The platform receives production from 18 nearby platforms and handles oil-water processing in addition to serving as a well production platform. The engineering scope for this $2 million capital upgrade project included creating up-to-date, as-built documentation of the existing platform.

As with most of Chevron's projects, the as-built 2D CAD drawings were created by the project's engineering contractor (in this case Pegasus International, Lafayette, La.) using the traditional "measuring tape and clipboard" method.

Chevron's experience with doing as-builts manually is that the resulting drawings are only accurate to within 1-3 in. The project's fabrication and construction plans, therefore, included a large number of field fit-up welds to account for the looseness in the as-built documentation.

Laser scanning

The project was moving along steadily.

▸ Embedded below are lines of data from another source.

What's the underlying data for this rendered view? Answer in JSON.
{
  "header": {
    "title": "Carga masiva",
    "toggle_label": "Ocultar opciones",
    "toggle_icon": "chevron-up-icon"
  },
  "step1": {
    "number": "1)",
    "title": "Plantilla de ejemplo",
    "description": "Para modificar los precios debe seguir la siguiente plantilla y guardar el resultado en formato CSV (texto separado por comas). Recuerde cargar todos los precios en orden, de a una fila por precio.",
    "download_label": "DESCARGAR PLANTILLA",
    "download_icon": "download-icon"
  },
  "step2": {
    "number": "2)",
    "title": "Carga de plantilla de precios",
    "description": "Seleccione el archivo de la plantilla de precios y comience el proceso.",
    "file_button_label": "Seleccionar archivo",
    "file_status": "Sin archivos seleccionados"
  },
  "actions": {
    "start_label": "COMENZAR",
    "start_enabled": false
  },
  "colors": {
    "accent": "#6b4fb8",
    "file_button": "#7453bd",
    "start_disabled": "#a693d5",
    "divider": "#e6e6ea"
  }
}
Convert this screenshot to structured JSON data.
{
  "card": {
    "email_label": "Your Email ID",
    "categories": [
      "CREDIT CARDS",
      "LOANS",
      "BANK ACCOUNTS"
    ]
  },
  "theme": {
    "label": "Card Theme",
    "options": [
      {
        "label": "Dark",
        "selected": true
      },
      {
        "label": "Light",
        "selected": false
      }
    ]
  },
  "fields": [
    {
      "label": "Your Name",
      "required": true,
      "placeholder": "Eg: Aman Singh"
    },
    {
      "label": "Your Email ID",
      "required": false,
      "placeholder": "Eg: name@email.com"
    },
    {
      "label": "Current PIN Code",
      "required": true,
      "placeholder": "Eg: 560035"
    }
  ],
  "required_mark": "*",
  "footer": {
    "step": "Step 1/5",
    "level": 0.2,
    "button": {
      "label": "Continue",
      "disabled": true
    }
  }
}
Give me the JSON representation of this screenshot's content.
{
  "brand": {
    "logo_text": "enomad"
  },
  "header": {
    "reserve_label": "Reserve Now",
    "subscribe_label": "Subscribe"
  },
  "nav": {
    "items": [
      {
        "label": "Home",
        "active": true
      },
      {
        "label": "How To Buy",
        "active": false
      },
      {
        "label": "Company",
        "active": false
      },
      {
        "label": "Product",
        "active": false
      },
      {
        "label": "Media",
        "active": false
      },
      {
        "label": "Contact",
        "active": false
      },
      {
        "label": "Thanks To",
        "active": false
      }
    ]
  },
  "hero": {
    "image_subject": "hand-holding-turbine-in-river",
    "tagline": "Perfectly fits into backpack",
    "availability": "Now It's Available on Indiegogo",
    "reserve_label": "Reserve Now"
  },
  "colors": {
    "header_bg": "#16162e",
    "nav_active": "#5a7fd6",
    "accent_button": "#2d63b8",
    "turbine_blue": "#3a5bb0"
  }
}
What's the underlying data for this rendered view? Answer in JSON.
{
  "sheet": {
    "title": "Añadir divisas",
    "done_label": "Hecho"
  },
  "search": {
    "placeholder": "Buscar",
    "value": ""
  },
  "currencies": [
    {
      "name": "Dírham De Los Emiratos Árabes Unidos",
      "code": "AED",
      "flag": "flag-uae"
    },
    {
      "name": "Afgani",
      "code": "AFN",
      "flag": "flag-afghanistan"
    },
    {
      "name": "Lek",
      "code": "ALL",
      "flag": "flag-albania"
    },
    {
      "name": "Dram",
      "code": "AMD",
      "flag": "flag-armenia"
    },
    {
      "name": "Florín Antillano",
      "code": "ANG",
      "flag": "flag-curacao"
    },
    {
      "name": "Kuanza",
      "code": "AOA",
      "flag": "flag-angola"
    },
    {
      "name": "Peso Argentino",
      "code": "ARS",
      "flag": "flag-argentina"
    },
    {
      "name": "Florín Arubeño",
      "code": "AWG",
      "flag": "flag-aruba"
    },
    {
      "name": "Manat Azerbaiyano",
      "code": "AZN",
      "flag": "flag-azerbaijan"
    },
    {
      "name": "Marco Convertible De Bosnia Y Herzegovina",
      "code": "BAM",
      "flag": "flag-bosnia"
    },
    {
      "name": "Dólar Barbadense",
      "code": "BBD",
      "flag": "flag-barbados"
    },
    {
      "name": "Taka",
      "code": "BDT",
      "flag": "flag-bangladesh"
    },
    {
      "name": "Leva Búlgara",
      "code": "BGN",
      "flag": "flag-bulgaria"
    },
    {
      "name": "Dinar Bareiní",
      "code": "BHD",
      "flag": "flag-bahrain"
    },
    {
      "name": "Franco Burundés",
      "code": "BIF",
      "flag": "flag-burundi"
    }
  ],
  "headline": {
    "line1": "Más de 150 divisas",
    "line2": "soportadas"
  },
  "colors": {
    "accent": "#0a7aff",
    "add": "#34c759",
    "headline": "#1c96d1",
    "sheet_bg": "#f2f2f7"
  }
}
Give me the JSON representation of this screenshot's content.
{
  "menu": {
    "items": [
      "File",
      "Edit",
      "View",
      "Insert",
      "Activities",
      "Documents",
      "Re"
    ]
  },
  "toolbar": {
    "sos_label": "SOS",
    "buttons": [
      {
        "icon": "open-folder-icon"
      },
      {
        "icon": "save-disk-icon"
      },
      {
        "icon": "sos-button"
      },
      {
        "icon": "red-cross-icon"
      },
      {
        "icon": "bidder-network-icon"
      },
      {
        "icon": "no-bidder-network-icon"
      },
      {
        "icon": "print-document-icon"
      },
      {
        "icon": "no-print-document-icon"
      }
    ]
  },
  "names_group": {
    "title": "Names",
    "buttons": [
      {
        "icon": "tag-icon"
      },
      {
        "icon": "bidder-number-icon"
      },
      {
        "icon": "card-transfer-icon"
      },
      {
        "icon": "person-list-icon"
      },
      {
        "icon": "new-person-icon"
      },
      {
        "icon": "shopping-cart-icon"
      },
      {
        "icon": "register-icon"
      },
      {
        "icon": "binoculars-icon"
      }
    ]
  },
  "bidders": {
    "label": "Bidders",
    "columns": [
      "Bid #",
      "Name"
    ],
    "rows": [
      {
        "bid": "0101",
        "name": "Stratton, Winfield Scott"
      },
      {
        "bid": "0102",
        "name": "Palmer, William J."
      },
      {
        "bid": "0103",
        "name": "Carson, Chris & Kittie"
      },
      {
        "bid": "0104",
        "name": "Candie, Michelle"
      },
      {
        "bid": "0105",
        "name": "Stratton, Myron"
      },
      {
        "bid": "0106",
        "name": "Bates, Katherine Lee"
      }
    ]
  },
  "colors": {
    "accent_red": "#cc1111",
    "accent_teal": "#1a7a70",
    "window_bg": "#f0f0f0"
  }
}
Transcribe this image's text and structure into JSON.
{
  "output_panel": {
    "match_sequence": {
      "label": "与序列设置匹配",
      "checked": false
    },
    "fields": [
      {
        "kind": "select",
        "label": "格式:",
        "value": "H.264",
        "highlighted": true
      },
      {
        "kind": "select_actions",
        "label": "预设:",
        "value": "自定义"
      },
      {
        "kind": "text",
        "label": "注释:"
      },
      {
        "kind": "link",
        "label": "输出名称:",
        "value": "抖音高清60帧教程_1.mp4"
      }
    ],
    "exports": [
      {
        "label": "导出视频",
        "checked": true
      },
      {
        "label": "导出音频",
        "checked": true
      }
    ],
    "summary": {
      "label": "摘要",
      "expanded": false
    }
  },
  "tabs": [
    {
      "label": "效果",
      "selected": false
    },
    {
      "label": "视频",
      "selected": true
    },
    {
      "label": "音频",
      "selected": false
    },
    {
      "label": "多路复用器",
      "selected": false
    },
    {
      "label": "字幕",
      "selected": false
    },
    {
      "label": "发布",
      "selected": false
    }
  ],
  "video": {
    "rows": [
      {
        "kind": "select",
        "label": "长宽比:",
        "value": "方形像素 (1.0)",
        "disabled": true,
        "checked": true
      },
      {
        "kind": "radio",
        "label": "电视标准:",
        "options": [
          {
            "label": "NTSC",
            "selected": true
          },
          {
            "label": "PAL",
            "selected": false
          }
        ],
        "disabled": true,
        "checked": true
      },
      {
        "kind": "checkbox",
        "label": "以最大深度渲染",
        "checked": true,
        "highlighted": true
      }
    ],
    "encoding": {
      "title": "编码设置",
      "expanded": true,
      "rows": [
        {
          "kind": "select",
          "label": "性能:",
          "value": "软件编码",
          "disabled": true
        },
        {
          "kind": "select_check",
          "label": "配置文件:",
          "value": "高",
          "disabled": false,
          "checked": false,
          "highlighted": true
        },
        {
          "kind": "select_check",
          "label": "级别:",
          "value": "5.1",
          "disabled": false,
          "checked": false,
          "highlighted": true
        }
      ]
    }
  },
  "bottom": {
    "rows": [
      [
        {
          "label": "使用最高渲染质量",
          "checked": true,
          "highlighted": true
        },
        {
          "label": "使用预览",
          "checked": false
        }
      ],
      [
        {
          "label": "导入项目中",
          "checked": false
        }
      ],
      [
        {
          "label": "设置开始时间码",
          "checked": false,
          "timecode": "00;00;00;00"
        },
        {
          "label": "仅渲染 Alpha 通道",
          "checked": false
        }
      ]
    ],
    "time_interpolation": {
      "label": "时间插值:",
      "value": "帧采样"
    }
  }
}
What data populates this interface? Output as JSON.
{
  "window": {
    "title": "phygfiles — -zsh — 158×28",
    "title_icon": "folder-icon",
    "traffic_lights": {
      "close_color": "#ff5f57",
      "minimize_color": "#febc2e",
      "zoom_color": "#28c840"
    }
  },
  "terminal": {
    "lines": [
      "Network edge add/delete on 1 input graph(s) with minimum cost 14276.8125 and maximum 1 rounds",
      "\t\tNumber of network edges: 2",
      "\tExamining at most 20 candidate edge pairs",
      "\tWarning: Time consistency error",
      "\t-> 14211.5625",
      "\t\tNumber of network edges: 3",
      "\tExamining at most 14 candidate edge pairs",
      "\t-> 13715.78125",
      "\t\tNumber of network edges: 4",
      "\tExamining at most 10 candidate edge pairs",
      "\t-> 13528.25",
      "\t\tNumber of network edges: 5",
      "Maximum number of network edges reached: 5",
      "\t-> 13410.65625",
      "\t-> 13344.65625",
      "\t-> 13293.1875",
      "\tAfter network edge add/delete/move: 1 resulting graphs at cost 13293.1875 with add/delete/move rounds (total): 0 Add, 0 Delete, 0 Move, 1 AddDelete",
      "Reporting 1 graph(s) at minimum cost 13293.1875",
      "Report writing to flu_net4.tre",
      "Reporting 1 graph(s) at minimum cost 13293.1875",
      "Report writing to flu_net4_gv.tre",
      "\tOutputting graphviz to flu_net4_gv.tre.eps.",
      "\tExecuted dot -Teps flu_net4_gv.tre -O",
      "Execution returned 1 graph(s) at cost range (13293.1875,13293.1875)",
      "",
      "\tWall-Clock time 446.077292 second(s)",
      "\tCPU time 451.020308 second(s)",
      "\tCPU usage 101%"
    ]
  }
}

Detailed mechanical design was virtually complete and fabrication of pipe spools had begun when a promising new technology was presented at a Chevron seminar in January 2000.

The technology, Cyrax 3D laser scanning and modeling (Cyra Technologies Inc., Oakland, Calif.), was said to provide much better accuracy and completeness than traditional manual as-builts, yet at a comparable cost.

The technique uses a portable 3D laser-scanning device that quickly captures complete, accurate geometry of existing complex scenes, almost like a 3D digital camera but with accurate geometry included.

Cyra's PC software is then used to process the captured data (point clouds) into accurate CAD drawings and computer models.

At the seminar, it was learned that Chevron had used the technology during the last couple of years on more than 30 pilot and other projects, with apparently very good results.

Retrofit problems

The EI 252 I upgrade project had considerable financial risk exposure, more than most other retrofits.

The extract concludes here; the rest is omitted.